В его тоне звучали доброта и умиление. Этот человек с бритым затылком и короткой шеей походил на бывшего игрока в регби, на одного из знаменитых когда-то спортсменов, ставших клубными тренерами, слегка ворчливых, но сердечных, которые умеют всего добиться от молодежи.

Мадемуазель Ламбер покидает зал заседаний.

Господин Ласери. Все ясно. Увы, все совершенно ясно!

Председатель. Чего я никогда не пойму, Этьен, так это…

Господин Этьен. Боюсь, что вы этого действительно никогда не поймете. Боюсь, что в Мексике вы многое позабыли.

Председатель. Неужели? Неужели?

Господин Этьен. Боюсь, что Дропперы никогда не смогут понять, почему на свете столько Этьенов.

Председатель. Если вам неприятен мой вид, можете успокоиться — вам недолго придется его выносить. Не знаю, что вы будете делать, продавать носки или рекламировать пылесосы, но у меня есть все основания думать, что нам не часто придется встречаться. В этом вы можете положиться на меня!

Господин Этьен. Я знаю.

Председатель. Я хотел бы узнать вашу точку зрения в одном вопросе. Ведь вы, должно быть, очень рады, что не будете больше работать со мной?

Господин Этьен. Да, очень.

Председатель. Хотя…

Господин Брюннер. Прошу вас, господа, без частных разговоров!

Председатель. Хотя ваша щепетильность не помешала вам работать с таким человеком, как Женер, почти десять лет, не так ли?

Господин Этьен. Да. Ну и что?

Господин Брюннер. Это просто смешно! Я должен предупредить совет, что воздержусь при голосовании.

Господин Ласко. Какое голосование? Неужели нужно голосовать, когда совет не находит слов, чтобы выразить свое негодование?

Совет единогласно при одном воздержавшемся решает освободить господина Этьена от его обязанностей с сегодняшнего дня.

Председатель. Встаньте, Этьен. Выйдите из зала.

Господин Этьен покидает зал заседаний. Совет постановляет, что его следующее заседание состоится завтра, в 9 часов 30 минут и будет посвящено назначению нового генерального секретаря.

Заседание закрывается в 17 часов.

Марк собирал в своем кабинете личные вещи и бумаги. Письма («Приходи обедать, дружище. Мари-Лор и я напоминаем тебе, что мы тебя любим. Фил». «Корфу, 16 июля… И я уверен, что Бетти вас усыновит и будет любить, как она любила бы моего сына, если бы у меня был сын. Мы так часто говорим о вас! Не сочтете ли вы меня очень глупым, если я скажу, что плод моего брака с банком — это вы… Мы вас любим. Аль Женер. Привет. Бетти». «Люблю, люблю, люблю. Д.»), пара старых перчаток. Он открыл несколько ящиков стола. Больше ничего не было. Он вспомнил о бутылке шампанского в стенном шкафу. Застегнул портфель и положил его перед собой. Позвонил Полетте.

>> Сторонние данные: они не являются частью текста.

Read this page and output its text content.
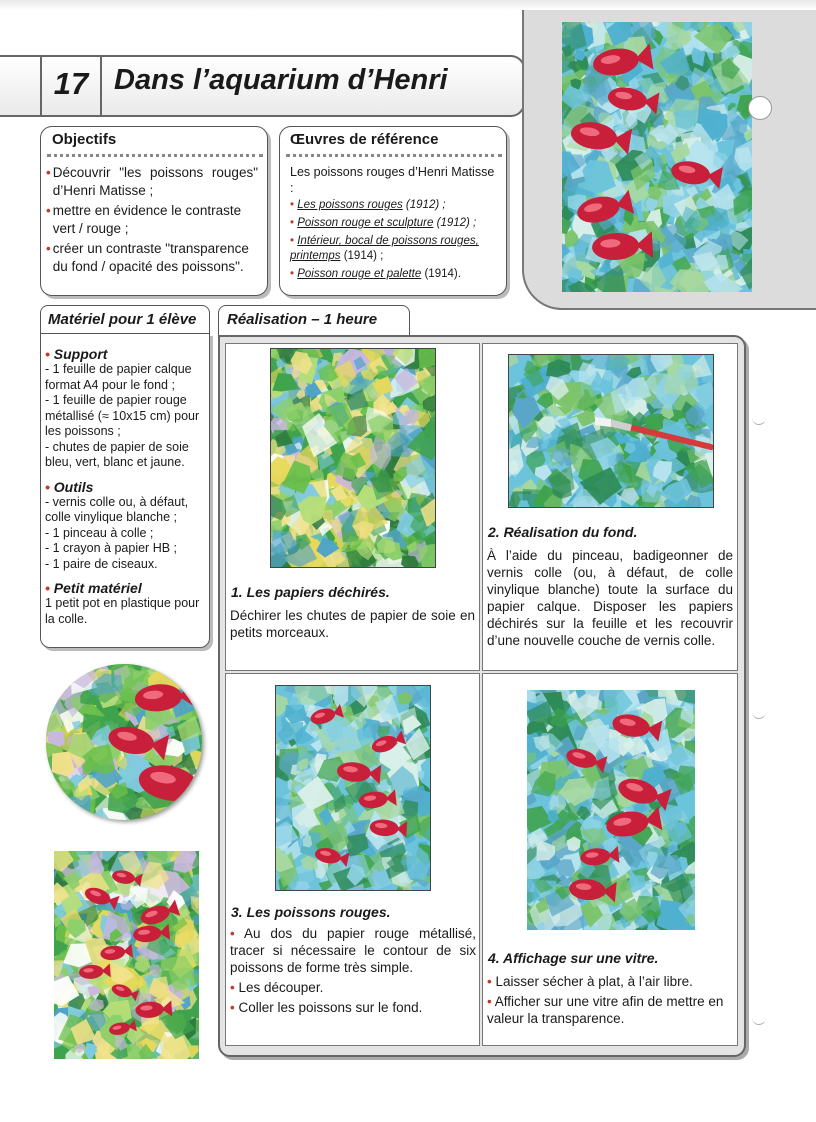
17 Dans l’aquarium d’Henri
Objectifs
• Découvrir "les poissons rouges" d’Henri Matisse ;
• mettre en évidence le contraste vert / rouge ;
• créer un contraste "transparence du fond / opacité des poissons".
Œuvres de référence
Les poissons rouges d’Henri Matisse :
• Les poissons rouges (1912) ;
• Poisson rouge et sculpture (1912) ;
• Intérieur, bocal de poissons rouges, printemps (1914) ;
• Poisson rouge et palette (1914).
Matériel pour 1 élève
• Support
- 1 feuille de papier calque format A4 pour le fond ;
- 1 feuille de papier rouge métallisé (≈ 10x15 cm) pour les poissons ;
- chutes de papier de soie bleu, vert, blanc et jaune.
• Outils
- vernis colle ou, à défaut, colle vinylique blanche ;
- 1 pinceau à colle ;
- 1 crayon à papier HB ;
- 1 paire de ciseaux.
• Petit matériel
1 petit pot en plastique pour la colle.
Réalisation – 1 heure
1. Les papiers déchirés.
Déchirer les chutes de papier de soie en petits morceaux.
2. Réalisation du fond.
À l’aide du pinceau, badigeonner de vernis colle (ou, à défaut, de colle vinylique blanche) toute la surface du papier calque. Disposer les papiers déchirés sur la feuille et les recouvrir d’une nouvelle couche de vernis colle.
3. Les poissons rouges.
• Au dos du papier rouge métallisé, tracer si nécessaire le contour de six poissons de forme très simple.
• Les découper.
• Coller les poissons sur le fond.
4. Affichage sur une vitre.
• Laisser sécher à plat, à l’air libre.
• Afficher sur une vitre afin de mettre en valeur la transparence.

Она тут же вошла. Сколько времени она ждала, что он ее позовет? Не стояла ли она у двери, дожидаясь знака войти? Он не поднял головы. Он не хотел видеть ее лицо. Боялся увидеть ее лицо.

— Все, Полетта, — сказал он, как ему показалось, преувеличенно важным тоном, куда более значительным, чем он того хотел. — Не знаю, имею ли я еще право находиться в этом кабинете, но, вероятно, вы видите меня здесь в последний раз.

— Я знаю, — проговорила она.

— Очень рад, — сказал Марк. — Мне не особенно хотелось самому сообщать вам об этом.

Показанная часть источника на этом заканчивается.